YMCAの出会いとつながりが現在の私をつくっています

元横浜YMCA常議員
元社会福祉法人横浜YMCA福祉会理事
稲本 誠一 さん

 

5月の会員総会で「奉仕の書」をいただき、これまで私を導いてくださった方々に心から感謝しています。
私は東京の東の外れの江戸川区で男6人兄弟の長男として育ちました。「江戸っ子」でなく「端っ子」です。

私とYMCAとの関わりは、都立工業高校2年生の時に、級友に誘われて東京YMCA少年部に行ったのが始まりです。当時はグループ活動が盛んで同年代の仲間との話し合い、体育館でのスポーツや水泳、土曜日の礼拝、夏には野尻キャンプ場で野外キャンプやスキーなどがありました。

私は、YMCAとの出会いが無かったら、現在の私は無いと思っています。それは、少年部を担当していた齋藤實主事(バンケン)との出会いです。バンケンに「君の高校の近くに良い先生がいるから」と勧められて訪ねた東駒形教会は、賀川豊彦先生と同志による関東大震災の救援活動から生まれた教会で、黒田四郎先生が牧師でした。同じ学年に高名な漫画家になった千葉徹彌氏もいました。1956年のクリスマスに受洗。黒田先生はよく「仕える人になるように」と勧められました。高校3年生になり進路を決めかねている時に、五十嵐滋リーダーに励まされ、東京電機大学を受験しましたが、不合格。浪人中に黒田四郎先生や齋藤主事の助言と推薦を受けて明治学院大学の社会学科に入学できました。YMCAの主事になるつもりでした。

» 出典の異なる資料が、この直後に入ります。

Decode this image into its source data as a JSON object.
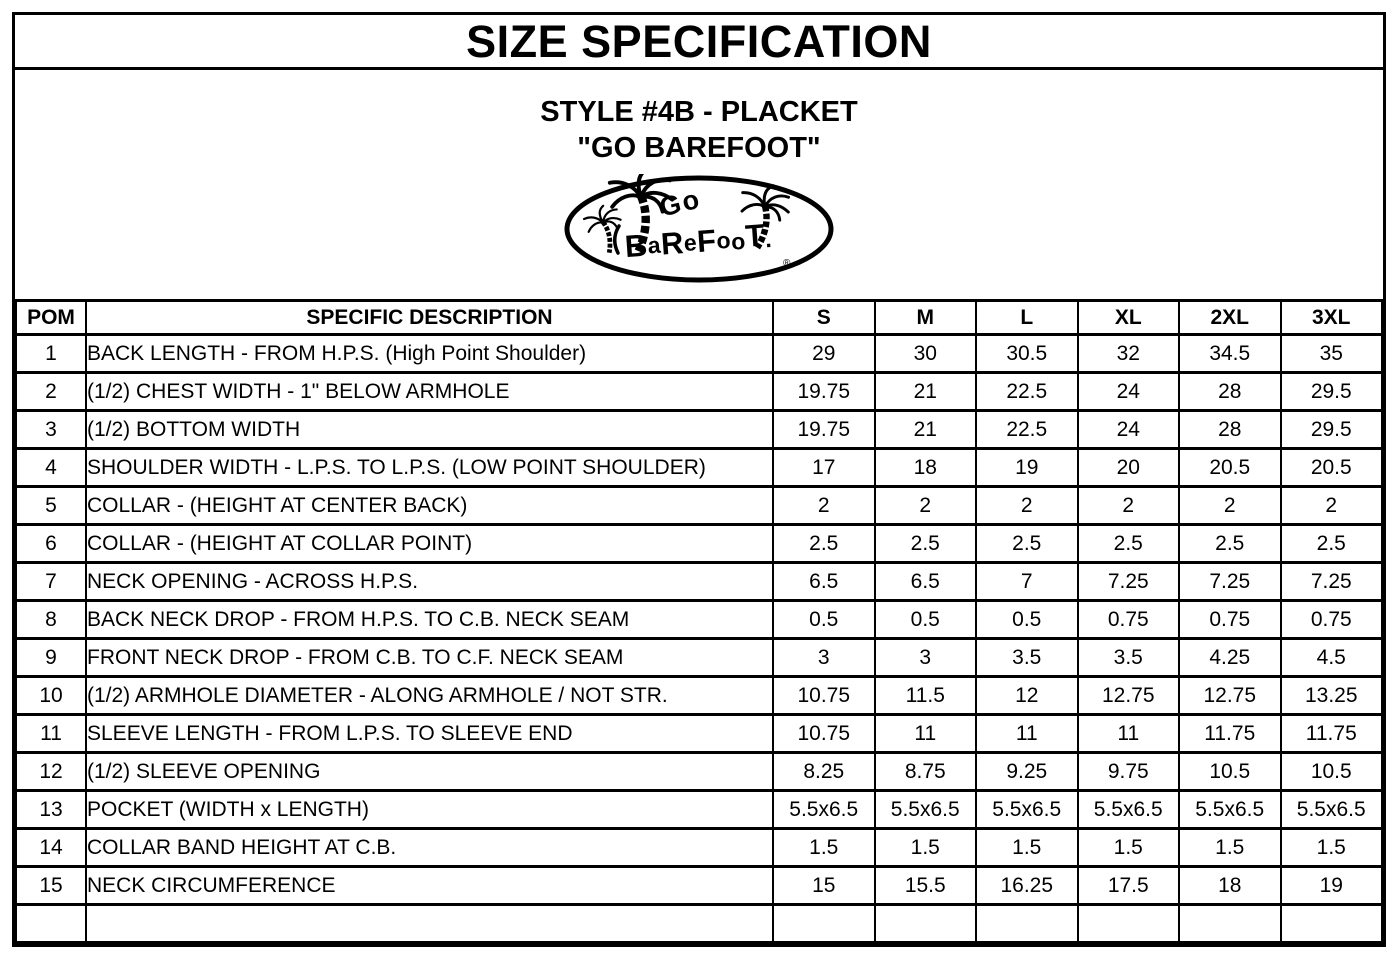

学生時代は勉学、少年部リーダー、教会学校教師、家庭教師のアルバイトで忙しい毎日でしたが、後で考えるとどれも貴重な体験でした。少年部で私がグループリーダーをした昭和20年生まれの「コバルト」のメンバーとの交流は今でも続いています。

1960年当時、日本でも各種の情緒障害、小児自閉症など児童青少年の問題が発生してきたことから明治学院大学では、学内に児童相談所を設置し、研究と学生の臨床実習を始めました。希望がかなえられて「児童相談所実習」が許され、山﨑美貴子先生や江幡玲子先生に直接指導を受け、福田垂穂先生のゼミで学ぶことができました。すっかり児童臨床に魅せられて卒業後は、横浜の白峰会児童相談室、県立精神衛生センター、県立こども医療センターで精神医学ソーシャルワーカーとして30年間勤めました。

1990年に理事をしていた児童養護施設日本水上学園から依頼され19年間園長を務めました。顧みますと、多くの方々の指導と援助により、多様な問題を抱え困難な中にある子どもたちと家族に寄り添う働きができたことを心から感謝しています。

横浜YMCAとのつながりは、𠮷村恭二総主事時代の1991年から2006年までの15年間、常議員をしました。山根誠之総主事から社会福祉法人「横浜YMCA福祉会」の設立にあたって依頼され、監事、理事として20年間務めさせていただきました。横浜YMCAを通して多くの方との良き交わりができたことに感謝しています。

YMCAは、今年キャンプ100年を迎えています。時代が変わっても、青少年が集い、仲間同士や指導者とつながり、深い人間関係を築き、自らのアイデンティティーを見い出すことができる場であってほしいと思います。新型コロナウイルス感染予防や社会の変動により人間関係の在り方が変わりそうですが、共に考え、共に体験し、目標に向かい取り組むことから生まれてくるつながりの場を、これからも大切にしてほしいと願っています。